4 and 384 to 1). In each example, the long-edge side was the paper feed side. The saw teeth in FIG. 6A are particularly clearly visible along the longest horizontal line of the spreadsheet. In contrast, FIG. 6B does not show a sawtooth pattern.

Thus, it is apparent that there has been provided, in accordance with the present invention, a printing system that fully satisfies the foregoing objects, aims and advantages. Although the present invention has been described in connection with specific embodiments thereof, it is evident that many alternatives, modifications and variations will be apparent to those skilled in the art in light of the foregoing description. Accordingly, it is intended to embrace all such alternatives, modifications and variations which fall within the spirit and scope of the appended claims.

[Brief description of the drawings]

FIG. 1 is a perspective view of a piezoelectric printhead array suitable for incorporating the present invention.
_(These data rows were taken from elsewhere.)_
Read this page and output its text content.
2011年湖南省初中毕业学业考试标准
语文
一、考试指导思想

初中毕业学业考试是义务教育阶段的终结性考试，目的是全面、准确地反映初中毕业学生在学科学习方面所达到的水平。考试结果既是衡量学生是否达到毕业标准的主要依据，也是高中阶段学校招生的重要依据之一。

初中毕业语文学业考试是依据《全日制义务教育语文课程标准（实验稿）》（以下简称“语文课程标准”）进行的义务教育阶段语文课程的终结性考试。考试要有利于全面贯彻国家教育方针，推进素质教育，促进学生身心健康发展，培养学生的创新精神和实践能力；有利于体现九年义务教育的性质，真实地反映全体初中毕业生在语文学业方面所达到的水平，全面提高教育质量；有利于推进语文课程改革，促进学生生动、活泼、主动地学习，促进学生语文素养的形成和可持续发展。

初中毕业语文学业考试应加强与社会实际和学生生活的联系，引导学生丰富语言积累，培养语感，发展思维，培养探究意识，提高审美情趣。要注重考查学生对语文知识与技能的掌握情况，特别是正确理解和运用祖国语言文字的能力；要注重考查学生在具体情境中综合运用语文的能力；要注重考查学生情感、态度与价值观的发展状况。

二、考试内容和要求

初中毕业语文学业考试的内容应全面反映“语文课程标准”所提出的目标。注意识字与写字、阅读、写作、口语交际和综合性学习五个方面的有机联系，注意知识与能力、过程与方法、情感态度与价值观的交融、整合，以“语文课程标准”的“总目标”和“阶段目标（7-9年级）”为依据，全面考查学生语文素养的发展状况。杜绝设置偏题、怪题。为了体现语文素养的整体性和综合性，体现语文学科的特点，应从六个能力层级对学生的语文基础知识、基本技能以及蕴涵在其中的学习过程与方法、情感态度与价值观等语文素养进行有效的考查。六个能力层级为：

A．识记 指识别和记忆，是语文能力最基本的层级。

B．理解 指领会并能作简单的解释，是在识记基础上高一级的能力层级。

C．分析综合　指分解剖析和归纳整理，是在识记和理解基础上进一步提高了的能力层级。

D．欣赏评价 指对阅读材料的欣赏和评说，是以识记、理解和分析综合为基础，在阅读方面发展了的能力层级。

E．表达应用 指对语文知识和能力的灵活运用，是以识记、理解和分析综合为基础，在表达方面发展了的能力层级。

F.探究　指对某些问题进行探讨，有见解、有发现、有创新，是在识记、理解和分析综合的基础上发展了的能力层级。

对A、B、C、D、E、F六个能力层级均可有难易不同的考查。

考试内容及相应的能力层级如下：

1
FIG. 2 is a cross-sectional view of a piezoelectric print head generally having the configuration of FIG.

FIG. 3 is a perspective view of a thermal electric printhead array suitable for incorporating the present invention.

4 is a front perspective view of a cross section of a thermal inkjet printhead array generally having the configuration of FIG. 3;

FIG. 5 is a cross-sectional view of a thermal inkjet printhead generally having the configuration of FIGS. 3 and 4.

FIGS. 6A and 6B are full page copies showing the efficiency (B) of the present invention over the previous continuous ink jet activation (A).

FIG. 7 is a schematic diagram of a microprocessor electrically connected to an inkjet activation circuit.

[Explanation of symbols]

 30 electrode 48 inkjet print head 60-65 inkjet

Claims (1)

[Claims] 1. A printing apparatus having an ink-jet printhead array capable of driving ink to produce lines on a recording medium, comprising: (a) a plurality of adjacent substantially linearly arranged printheads; Wherein the printhead includes a plurality of substantially linearly arranged inkjets, the linear array of inkjets on each printhead having first and second end inkjets, and (b) communicating with the inkjets. A plurality of electrodes, and (c) a microprocessor for controlling the electrodes to selectively provide a current signal representing the digitized data to the electrodes, wherein a line wider than one printhead is formed. By the digitized signal to be generated on the recording medium, the inkjet on the adjacent print head is Starting from the second end inkjet on the first end inkjet on one printhead printhead second end to ink jet and the adjacent to the first end inkjet to form the line, the printing apparatus.